From New York University:
A team of researchers has launched a project that is working to put online records of the United States Colored Troops—regiments of African American soldiers that included large numbers of men who had been slaves at the start of the Civil War.
The effort, which includes historians, social scientists, and the African American Civil War Museum in Washington, will produce an electronic archive chronicling an overlooked force in the shaping of American history—one that will document their lives before and after the war, shedding new light on life in the United States in the late 19th and early 20th centuries.
The National Archives is in the process of posting facsimiles of soldiers’ individual records online, but these discrete documents are not searchable, making broad historic analyses a challenge.
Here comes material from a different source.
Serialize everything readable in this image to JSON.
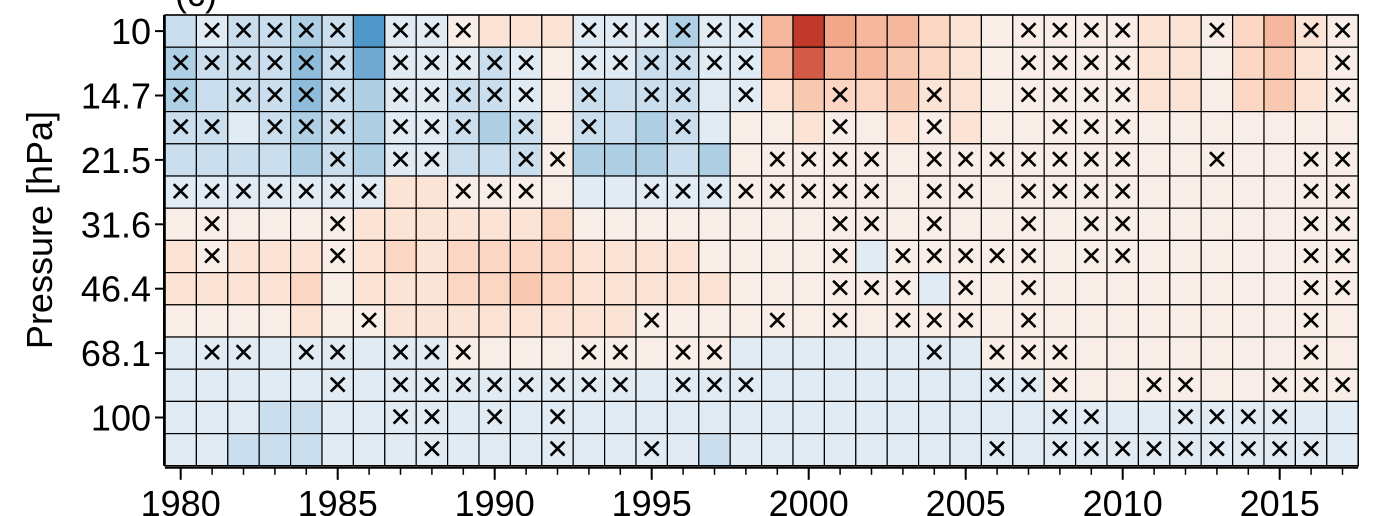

However, the research team, led by NYU doctoral student John Clegg, is taking advantage of these newly available facsimiles and recruiting volunteers to convert static records into an electronic, searchable database—they are transcribing the contents of thousands of personnel and pension records from the Civil War, which also include marriages, children, and residencies, among other data, that are gradually forming the African American Civil War Soldiers database.
Clegg and his colleagues, who include University of Georgia Professor Scott Nesbit, University of Chicago Professor Michael Weaver, and City University of New York doctoral student Danny Colligan, add that the database will enhance our understanding of not only military history, but also of migration patterns, slavery, and Reconstruction.
The completed database will be presented on the website of the African American Civil War Museum.